The funk and disco influences go even further on tracks like “Killah” and “Zombieboy.” The former is an ode to Prince and Bowie, with a techno, garage breakdown in the middle. The track features legendary producer Gesaffelstein, and in the bridge, as the synths, guitars, and bass loops over and over, an electronic snare begins pouncing as Gaga gutturally cries in the background. It’s an inspired path to take the funk-influenced track, and one that works in the grand scheme of MAYHEM. On “Zombieboy,” disco takes center stage more than any other track on the album. It effortlessly blends the infectious energy of Deee-Lite’s “Groove Is in the Heart” combined with Michael Jackson’s Thriller, complete with an 80s synthesizer solo in the bridge. The bassline could easily have been pulled from a Nile Rodgers production, adding an addictive groove that anchors the entire track. “Shadow of a Man” seems to exist in this vein as well, again with the Michael Jackson references at the forefront. Gaga sings the chorus with the same break-neck inflections as Jackson on songs like “Wanna Be Starting Something” and “Smooth Criminal.” While the earlier singles echoed the sounds of her early work and could be considered a bait-and-switch, Gaga never said that those tracks were representative of the entire album. MAYHEM is about the disarray, the mingling of a thousand influences to situate Gaga in her present state.

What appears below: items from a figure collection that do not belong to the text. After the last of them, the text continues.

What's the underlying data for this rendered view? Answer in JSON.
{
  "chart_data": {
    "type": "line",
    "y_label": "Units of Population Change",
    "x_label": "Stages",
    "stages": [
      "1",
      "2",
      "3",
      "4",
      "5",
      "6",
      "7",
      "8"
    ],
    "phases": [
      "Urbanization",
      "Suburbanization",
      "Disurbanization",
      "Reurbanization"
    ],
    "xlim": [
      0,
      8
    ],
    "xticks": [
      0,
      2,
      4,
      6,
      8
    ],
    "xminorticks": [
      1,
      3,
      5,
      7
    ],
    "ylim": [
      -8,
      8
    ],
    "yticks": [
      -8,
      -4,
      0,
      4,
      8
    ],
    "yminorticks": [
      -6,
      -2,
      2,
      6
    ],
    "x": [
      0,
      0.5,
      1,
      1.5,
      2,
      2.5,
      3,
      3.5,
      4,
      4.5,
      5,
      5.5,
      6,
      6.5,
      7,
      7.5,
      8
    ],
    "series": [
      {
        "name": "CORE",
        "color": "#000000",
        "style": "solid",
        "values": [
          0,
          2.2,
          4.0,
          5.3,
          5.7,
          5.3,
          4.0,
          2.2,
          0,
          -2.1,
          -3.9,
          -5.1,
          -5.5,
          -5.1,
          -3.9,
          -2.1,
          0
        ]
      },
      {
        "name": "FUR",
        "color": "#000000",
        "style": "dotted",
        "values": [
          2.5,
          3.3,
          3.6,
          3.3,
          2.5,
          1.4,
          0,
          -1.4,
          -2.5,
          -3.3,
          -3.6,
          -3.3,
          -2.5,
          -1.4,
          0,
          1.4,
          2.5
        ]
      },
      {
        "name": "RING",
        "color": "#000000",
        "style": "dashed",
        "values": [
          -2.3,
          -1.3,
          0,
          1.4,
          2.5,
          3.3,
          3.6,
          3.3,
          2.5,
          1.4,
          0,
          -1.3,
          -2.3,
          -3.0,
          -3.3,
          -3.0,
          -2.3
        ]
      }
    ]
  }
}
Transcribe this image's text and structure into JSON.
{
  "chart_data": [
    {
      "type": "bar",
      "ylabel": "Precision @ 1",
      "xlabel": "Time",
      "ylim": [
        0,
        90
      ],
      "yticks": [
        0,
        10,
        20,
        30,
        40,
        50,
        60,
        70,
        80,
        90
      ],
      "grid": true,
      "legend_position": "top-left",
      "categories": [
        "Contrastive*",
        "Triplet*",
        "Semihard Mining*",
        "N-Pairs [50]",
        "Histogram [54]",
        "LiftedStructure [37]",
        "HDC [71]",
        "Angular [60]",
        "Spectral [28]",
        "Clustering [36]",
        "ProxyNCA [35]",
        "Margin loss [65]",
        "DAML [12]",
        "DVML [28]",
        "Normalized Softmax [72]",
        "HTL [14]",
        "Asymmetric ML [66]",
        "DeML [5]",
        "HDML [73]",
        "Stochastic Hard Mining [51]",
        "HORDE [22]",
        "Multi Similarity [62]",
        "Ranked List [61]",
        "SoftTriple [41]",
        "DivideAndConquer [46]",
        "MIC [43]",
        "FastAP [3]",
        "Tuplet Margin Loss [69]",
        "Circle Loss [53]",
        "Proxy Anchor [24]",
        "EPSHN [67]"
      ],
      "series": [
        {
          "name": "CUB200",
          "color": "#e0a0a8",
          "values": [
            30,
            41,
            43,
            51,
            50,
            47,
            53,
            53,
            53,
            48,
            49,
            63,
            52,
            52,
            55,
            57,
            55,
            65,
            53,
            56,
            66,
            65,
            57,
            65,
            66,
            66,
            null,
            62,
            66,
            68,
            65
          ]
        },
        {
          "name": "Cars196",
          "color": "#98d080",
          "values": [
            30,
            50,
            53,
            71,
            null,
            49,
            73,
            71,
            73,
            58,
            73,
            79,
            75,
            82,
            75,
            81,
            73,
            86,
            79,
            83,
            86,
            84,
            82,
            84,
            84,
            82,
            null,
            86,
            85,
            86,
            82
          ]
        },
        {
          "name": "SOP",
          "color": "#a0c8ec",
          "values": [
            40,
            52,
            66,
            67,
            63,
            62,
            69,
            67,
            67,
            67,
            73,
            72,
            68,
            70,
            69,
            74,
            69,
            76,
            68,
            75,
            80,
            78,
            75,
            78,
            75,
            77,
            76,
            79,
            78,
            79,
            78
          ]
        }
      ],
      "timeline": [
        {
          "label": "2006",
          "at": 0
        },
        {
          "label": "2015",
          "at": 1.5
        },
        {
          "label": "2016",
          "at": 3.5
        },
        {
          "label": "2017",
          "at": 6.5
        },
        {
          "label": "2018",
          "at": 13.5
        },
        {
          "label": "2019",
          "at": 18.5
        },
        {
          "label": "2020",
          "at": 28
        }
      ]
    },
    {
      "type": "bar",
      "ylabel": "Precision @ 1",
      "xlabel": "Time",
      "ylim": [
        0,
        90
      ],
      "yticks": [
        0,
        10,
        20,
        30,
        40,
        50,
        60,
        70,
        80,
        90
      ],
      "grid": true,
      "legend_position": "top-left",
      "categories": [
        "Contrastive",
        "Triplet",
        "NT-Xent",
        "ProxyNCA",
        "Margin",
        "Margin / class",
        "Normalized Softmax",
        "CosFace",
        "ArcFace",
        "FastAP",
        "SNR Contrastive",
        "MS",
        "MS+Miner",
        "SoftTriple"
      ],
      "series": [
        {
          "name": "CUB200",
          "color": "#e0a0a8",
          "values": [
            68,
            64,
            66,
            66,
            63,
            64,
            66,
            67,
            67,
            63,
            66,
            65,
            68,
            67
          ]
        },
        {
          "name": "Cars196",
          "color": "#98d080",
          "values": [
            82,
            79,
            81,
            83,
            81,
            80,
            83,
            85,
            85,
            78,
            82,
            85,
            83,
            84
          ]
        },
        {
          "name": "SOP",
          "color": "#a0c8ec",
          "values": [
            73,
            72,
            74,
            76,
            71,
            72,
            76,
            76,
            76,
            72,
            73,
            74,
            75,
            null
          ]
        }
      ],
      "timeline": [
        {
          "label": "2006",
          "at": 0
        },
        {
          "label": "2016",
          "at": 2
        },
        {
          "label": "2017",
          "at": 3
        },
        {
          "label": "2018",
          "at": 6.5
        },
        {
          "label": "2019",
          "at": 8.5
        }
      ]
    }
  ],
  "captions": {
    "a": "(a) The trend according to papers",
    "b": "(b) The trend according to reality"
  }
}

And while not every track is an instant classic, like the pseudo-Taylor Swift reject “How Bad Do U Want Me” (which combines the production style of reputation’s “Gorgeous” with the lyricism of 1989’s “Blank Space”) or the penultimate ballad “Blade of Grass,” inspired by her engagement to fiancé Michael Polansky, even the least interesting Gaga songs are more interesting than your average pop star’s. This is because of Gaga herself. The inclusion of Gaga makes a project inherently more compelling; this is the essence of what makes Gaga Gaga. She has a vision, a story. Even her more panned or less successful projects, like the Joker accompaniment album Harlequin, or the ahead of its time ARTPOP, have been included in the mythos. They are all a part of her, a puzzle in the overall composition of the story of Lady Gaga. And I think MAYHEM is a more-than-worthy inclusion into this arrangement. Gaga rummaging through her past has yielded, perhaps ironically, a freshness and a fervor that hasn’t been seen in her music in years. MAYHEM is a delight, a call from a spiked red latex-clad Gaga to dance or to die. And dance, to the disco bass lines, to the gibberish choruses, to the Bowie, Swift, and Prince influences, to the callbacks to The Fame, to the live drums in “Perfect Celebrity,” to the throbbing dance-pop beats, to the bridge in “Die With a Smile,” we will.